Later that night, we get ready for bed, Lola panting by our side, circling her dog bed until it feels right, and then plops down. Meanwhile, I pull the bedding back for River and me to get into bed. The moment I lay myself down on my side, I feel River’s arm hug my middle and tug me back against him.

I instantly feel warm and comfortable. He moves his kisses from my head down to my neck, nuzzling me and breathing me in.

Since River and I reconnected, Lola has been a welcome addition to the mix. She even spends the night with me when River’s pulling his shifts at the station.

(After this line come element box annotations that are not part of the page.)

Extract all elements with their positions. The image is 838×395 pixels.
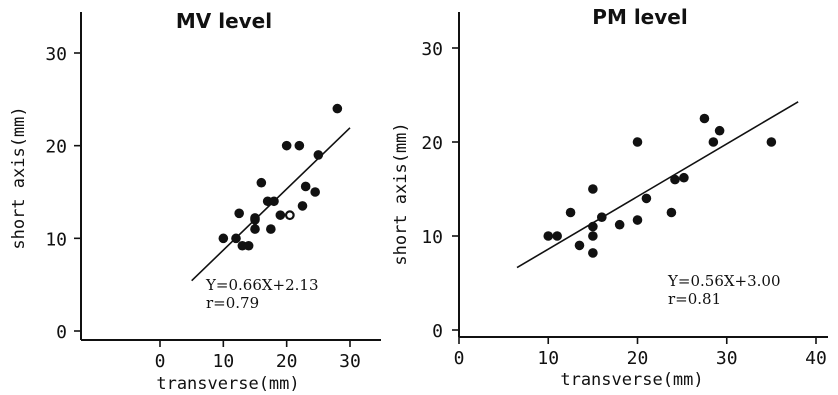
x-tick-label: 0	[454, 348, 465, 369]
data-point	[588, 184, 598, 194]
data-point	[670, 174, 680, 185]
correlation-coefficient: r=0.81	[668, 290, 721, 308]
data-point	[250, 224, 260, 234]
y-tick-label: 20	[45, 137, 67, 158]
data-point	[597, 212, 607, 222]
y-tick-label: 20	[421, 133, 443, 154]
data-point	[588, 248, 598, 258]
data-point	[310, 187, 320, 197]
data-point	[266, 224, 276, 234]
regression-line	[516, 101, 799, 269]
y-tick-label: 0	[432, 321, 443, 342]
x-tick-label: 20	[276, 351, 298, 372]
y-tick-label: 10	[45, 229, 67, 250]
data-point	[300, 181, 311, 192]
x-tick-label: 30	[339, 351, 361, 372]
data-point	[294, 140, 305, 151]
data-point	[250, 213, 260, 223]
chart-mv-level: MV level short axis(mm) transverse(mm) 0…	[9, 9, 381, 394]
x-tick-label: 10	[537, 348, 559, 369]
x-tick-label: 10	[212, 351, 234, 372]
data-point	[332, 103, 343, 114]
data-point	[234, 208, 244, 219]
data-point	[552, 231, 562, 241]
x-tick-label: 0	[155, 351, 166, 372]
data-point	[281, 140, 292, 151]
data-point	[708, 137, 719, 147]
data-point	[588, 231, 598, 241]
data-point	[275, 210, 286, 220]
data-point	[284, 210, 295, 221]
x-tick-label: 40	[805, 348, 827, 369]
y-axis-label: short axis(mm)	[391, 122, 411, 265]
data-point	[766, 137, 777, 147]
data-point	[632, 137, 643, 147]
data-point	[666, 207, 677, 218]
x-tick-label: 20	[627, 348, 649, 369]
chart-pm-level: PM level short axis(mm) transverse(mm) 0…	[391, 5, 828, 390]
chart-title: PM level	[592, 5, 687, 29]
correlation-coefficient: r=0.79	[206, 294, 259, 312]
data-point	[632, 215, 643, 225]
y-tick-label: 10	[421, 227, 443, 248]
regression-equation: Y=0.66X+2.13	[205, 276, 319, 294]
x-axis-label: transverse(mm)	[560, 370, 703, 390]
data-point	[218, 233, 229, 244]
y-axis-label: short axis(mm)	[9, 106, 29, 249]
data-point	[641, 193, 652, 204]
x-axis-label: transverse(mm)	[156, 374, 299, 394]
data-point	[269, 196, 279, 207]
y-tick-label: 0	[56, 322, 67, 343]
data-point	[565, 207, 576, 218]
x-tick-label: 30	[716, 348, 738, 369]
data-point	[614, 219, 625, 230]
y-tick-label: 30	[421, 39, 443, 60]
data-point	[588, 221, 598, 232]
y-tick-label: 30	[45, 44, 67, 65]
data-point	[679, 172, 689, 183]
data-point	[543, 231, 554, 241]
data-point	[714, 125, 725, 136]
regression-equation: Y=0.56X+3.00	[667, 272, 781, 290]
data-point	[313, 150, 324, 160]
data-point	[297, 201, 308, 211]
data-point	[256, 177, 267, 188]
data-point	[231, 233, 241, 244]
data-point	[243, 240, 254, 251]
data-point	[699, 113, 710, 124]
data-point	[574, 240, 585, 251]
chart-title: MV level	[176, 9, 272, 33]
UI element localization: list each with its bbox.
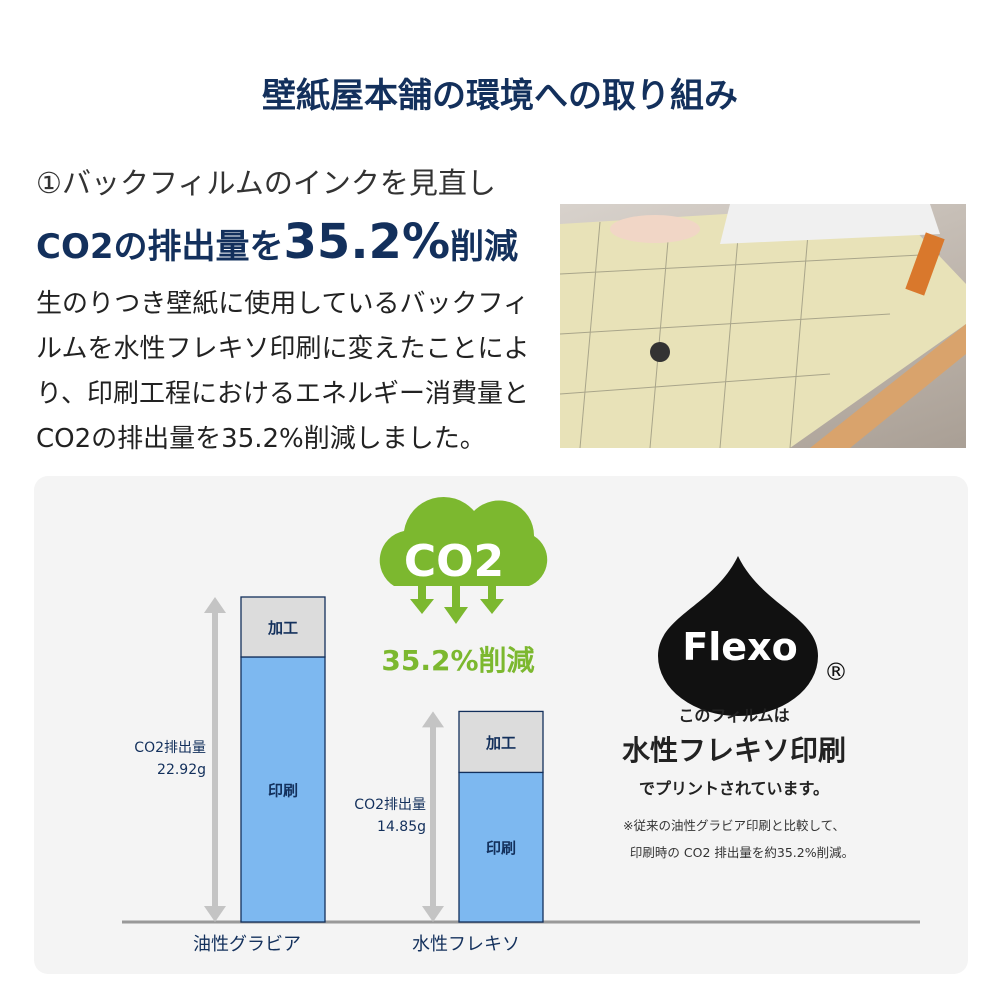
total-value: 14.85g bbox=[377, 819, 426, 835]
product-photo bbox=[560, 204, 966, 448]
flexo-logo: Flexo ® bbox=[658, 556, 848, 716]
flexo-line1: このフィルムは bbox=[678, 706, 789, 725]
photo-illustration bbox=[560, 204, 966, 448]
drop-icon bbox=[658, 556, 818, 716]
headline-value: 35.2% bbox=[283, 214, 451, 270]
arrow-head-up bbox=[422, 711, 444, 728]
logo-text: Flexo bbox=[682, 625, 797, 669]
arrow-head-down bbox=[422, 906, 444, 922]
reduction-label: 35.2%削減 bbox=[381, 644, 534, 677]
total-label: CO2排出量 bbox=[354, 797, 426, 813]
cloud-icon: CO2 bbox=[379, 496, 548, 624]
arrow-head-up bbox=[204, 597, 226, 613]
page-title: 壁紙屋本舗の環境への取り組み bbox=[262, 76, 738, 116]
total-value: 22.92g bbox=[157, 762, 206, 778]
headline-pre: CO2の排出量を bbox=[36, 227, 284, 267]
bar-segment bbox=[240, 596, 326, 658]
roll-end bbox=[905, 232, 945, 296]
flexo-line3: でプリントされています。 bbox=[639, 779, 829, 798]
wood-edge bbox=[810, 324, 966, 448]
arrow-head-down bbox=[204, 906, 226, 922]
segment-label: 加工 bbox=[485, 734, 516, 752]
flexo-note2: 印刷時の CO2 排出量を約35.2%削減。 bbox=[630, 845, 854, 860]
down-arrow-icons bbox=[410, 581, 504, 624]
registered-mark: ® bbox=[824, 658, 848, 686]
flexo-line2: 水性フレキソ印刷 bbox=[622, 734, 846, 767]
headline: CO2の排出量を35.2%削減 bbox=[36, 214, 518, 270]
headline-post: 削減 bbox=[450, 227, 519, 267]
roll bbox=[720, 204, 940, 244]
total-label: CO2排出量 bbox=[134, 740, 206, 756]
body-text: 生のりつき壁紙に使用しているバックフィルムを水性フレキソ印刷に変えたことにより、… bbox=[36, 289, 530, 454]
category-label: 水性フレキソ bbox=[412, 934, 520, 955]
section-heading: ①バックフィルムのインクを見直し bbox=[36, 166, 496, 200]
infographic-panel: 印刷 加工印刷 加工 油性グラビア 水性フレキソ CO2排出量 22.92g CO2… bbox=[34, 476, 968, 974]
bar-segment bbox=[458, 771, 544, 923]
segment-label: 加工 bbox=[267, 619, 298, 637]
bar-segment bbox=[240, 656, 326, 923]
hand bbox=[610, 215, 700, 243]
flexo-note1: ※従来の油性グラビア印刷と比較して、 bbox=[623, 818, 845, 833]
cloud-label: CO2 bbox=[404, 536, 504, 587]
bar-segment bbox=[458, 710, 544, 774]
category-label: 油性グラビア bbox=[193, 934, 301, 955]
segment-label: 印刷 bbox=[486, 839, 516, 857]
segment-label: 印刷 bbox=[268, 781, 298, 799]
film-sheet bbox=[560, 204, 966, 448]
logo-mark bbox=[650, 342, 670, 362]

We’ve definitely movedforward without a hitch since that night, and I can’t say I’m upset about it.

My mind begins to drift to earlier tonight, and I feel my heart flutter a bit in my chest. It’s hard for me to think back to that proposal tonight and not let my mind wander to possibilities between River and me. I never really saw myself getting married, but now that I have this man by my side, my mind gravitates to that possibility in our future. A soft smile takes over my features as I feel my eyes get heavy, and I finally doze off, thinking of the man holding me and giving me everything.

* * *

The car feels smaller, and at first, I don’t understand how that’s so. But I look down, my legs longer than they were the day of the crash. It takes me a moment to realize I’m an adult in this version of the nightmare. I bring my hands up in front of me, my nails done as they usually are, and my outfit similar to the ones I use to go into the office.

I look out the window, and the scenery is the same as the neighborhood we were driving through that morning though. I’m living my dream in the same way; however, I’m grown up this time around. It takes a minute, and then I swing my gaze to the front of the car and realize there is only one body behind the wheel. I yell for my dad to look over, waiting for a glimpse of his face like I always do when I’m pulled back to that day.

The body is shifting to change the radio station, but when the person looks back, I feel like all the air in my lungs is nonexistent.

“River, what are you doing here?” I feel myself saying, panic laced in my words.

“What do you mean? I’m driving you to school,” he says in a tone that makes me feel small and silly.

Why is River in this car? I’m trying to think of something to say when all of a sudden, it dawns on me that everything happening in this moment mimics that morning, except the wrong person is in the car with me.

I look around me, trying to snap myself out of this new version of hell. I feel like I live this day on repeat when I close my eyes, but today, my anxiety feels crippling. As horrible as that day was to live through, I still knew what was happening when I’d be pulled back into the nightmare.

But now I feel lost. I look out the window and recognize where we are. We’re passing that part of the street where the other car goes through the stop sign at a speed that took everything from me.

I try to warn River to slow down, to look to his right, but I open my mouth, and it’s too late. I feel the force of the impact, and everything goes black.

My eyes open in a state of pure horror, pulling me from the memory, my body shaking and the tears streaming down my face.